Natürlich ist hier wenig „Unterhaltsames“ und „Ablenkendes“ zu finden. Sich in diese Sprache zu begeben, bedeutet den Körper zu verstehen.

Die Ohren belauschen, die Bilder im Augenlicht beobachten und Gerüche riechen. Die Haut auf ihre Eindrücke befragen, die Härchen, jede Sinneszelle auf ihre Wahrnehmungen hin wahrnehmen.

Dies nur mal so als Möglichkeit. Sonst kriegt man davon nichts mit.

Achselzuckend


Ich habe keine Lust und keine Kraft, mich aufzulehnen, aufzubäumen, irgendwas zu ändern, mich selber in Grund und Boden zu kritisieren, auch wenn ich weiß, dass etwas nicht stimmt. Ganz gewaltig nicht stimmt. 

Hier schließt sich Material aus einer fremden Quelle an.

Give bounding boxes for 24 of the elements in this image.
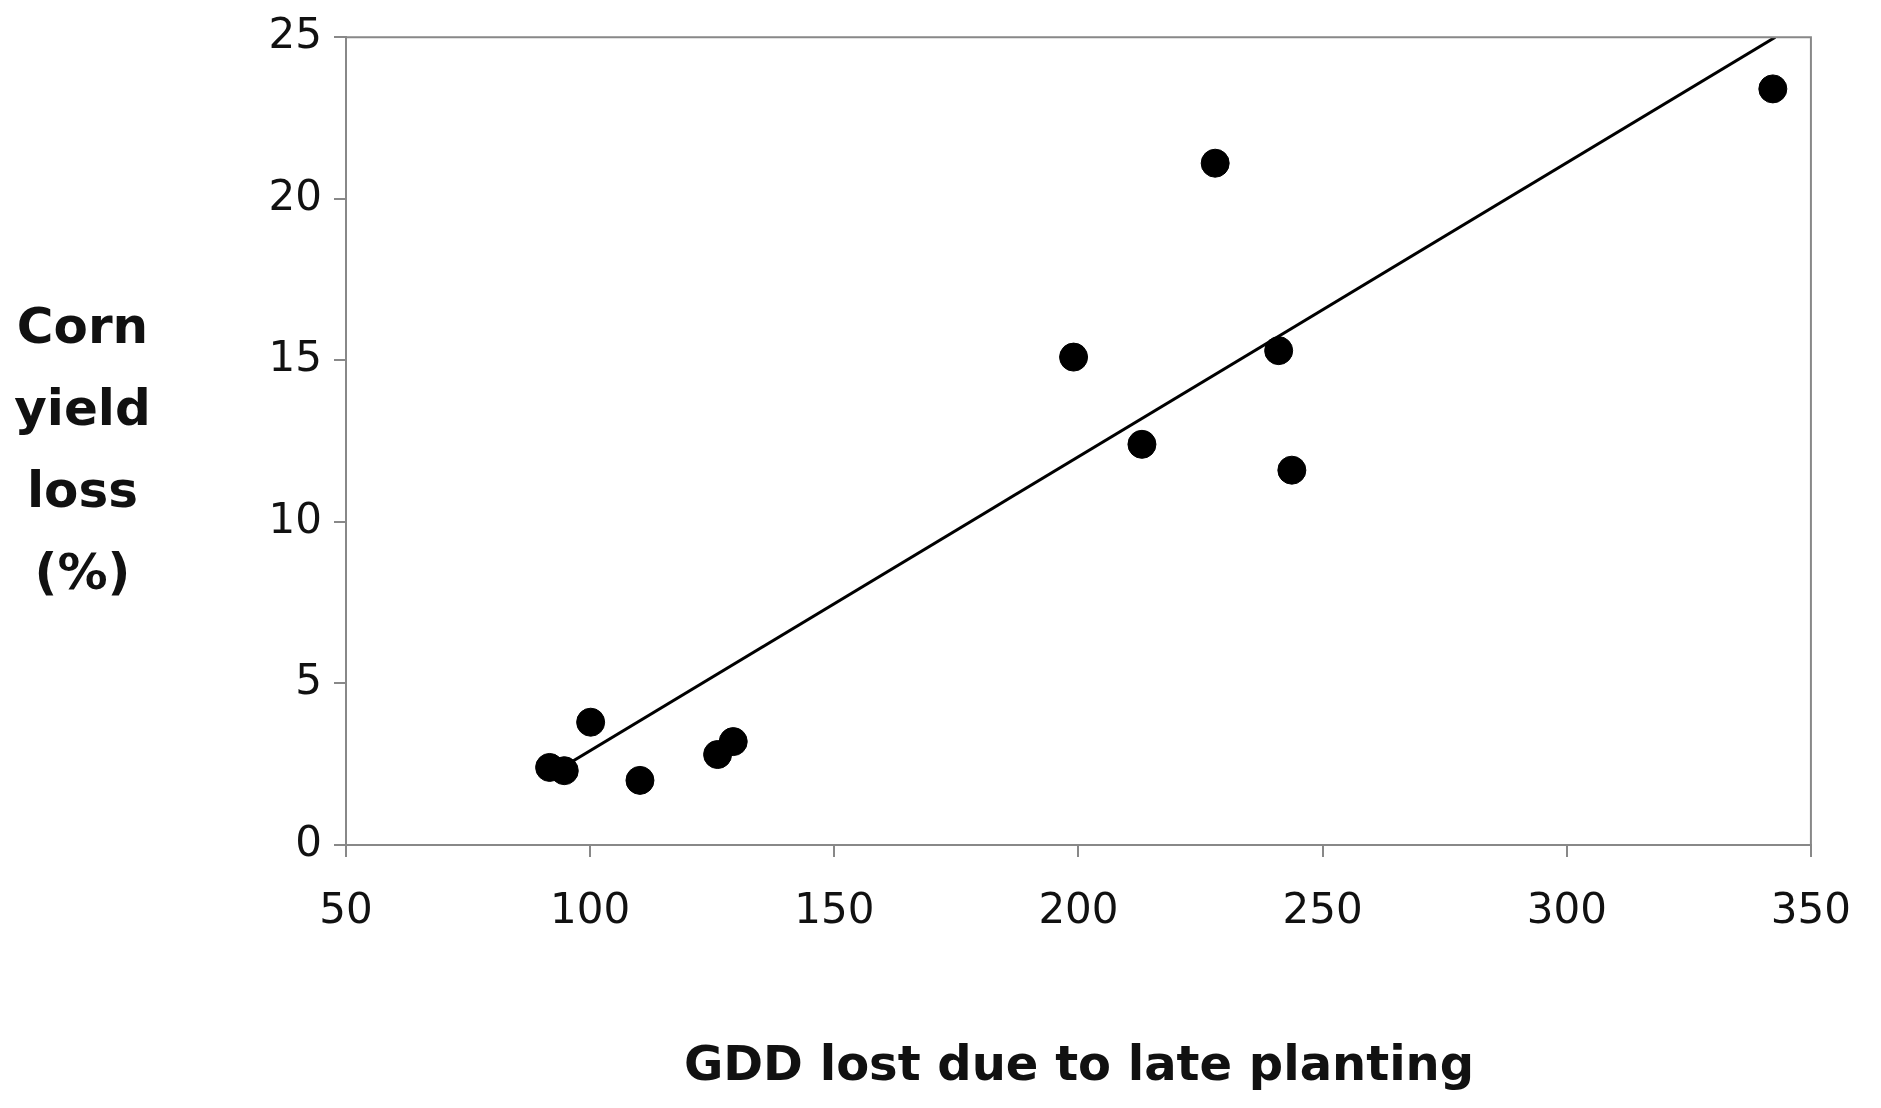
- x-tick-label: 100: [550, 884, 631, 934]
- x-tick-label: 50: [319, 884, 373, 934]
- x-tick-label: 350: [1770, 884, 1851, 934]
- y-tick-label: 5: [295, 655, 322, 705]
- point: [1059, 342, 1089, 372]
- x-tick-label: 200: [1038, 884, 1119, 934]
- x-axis-title: GDD lost due to late planting: [682, 1035, 1476, 1091]
- y-tick-label: 20: [268, 170, 322, 220]
- x-tick-label: 150: [794, 884, 875, 934]
- y-axis-title: Corn yield loss (%): [13, 296, 152, 603]
- point: [1277, 455, 1307, 485]
- point: [1758, 74, 1788, 104]
- y-tick-label: 0: [295, 816, 322, 866]
- y-tick-label: 15: [268, 332, 322, 382]
- point: [1127, 429, 1157, 459]
- y-tick-label: 10: [268, 493, 322, 543]
- point: [1200, 148, 1230, 178]
- y-tick-label: 25: [268, 9, 322, 59]
- x-tick-label: 250: [1282, 884, 1363, 934]
- point: [1264, 336, 1294, 366]
- x-tick-label: 300: [1526, 884, 1607, 934]
- point: [718, 727, 748, 757]
- point: [625, 765, 655, 795]
- point: [576, 707, 606, 737]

Ich zucke mit den Schultern, ein bisschen wie aufgeben, kapitulieren und auch „ich weiß nicht“.

Ich weiß es wirklich nicht und vom Verstand her lässt es sich nicht richten.

Meine Eindrücke ergeben kein geschlossenes Bild. 

Manche Eindrücke sind kurz, aber vielleicht doch zukunftsweisend, andere sind irreführend.

Manches kommt heftig und sprachlos aus einem tiefsten Inneren und ich verstehe es nicht. Es bezwingt mich und endet als vergeudete Lebenskraft. Energie, die sich nicht fügt und auch nicht binden lässt. 

Ein Schauplatz voller Wut und Dunkelheit.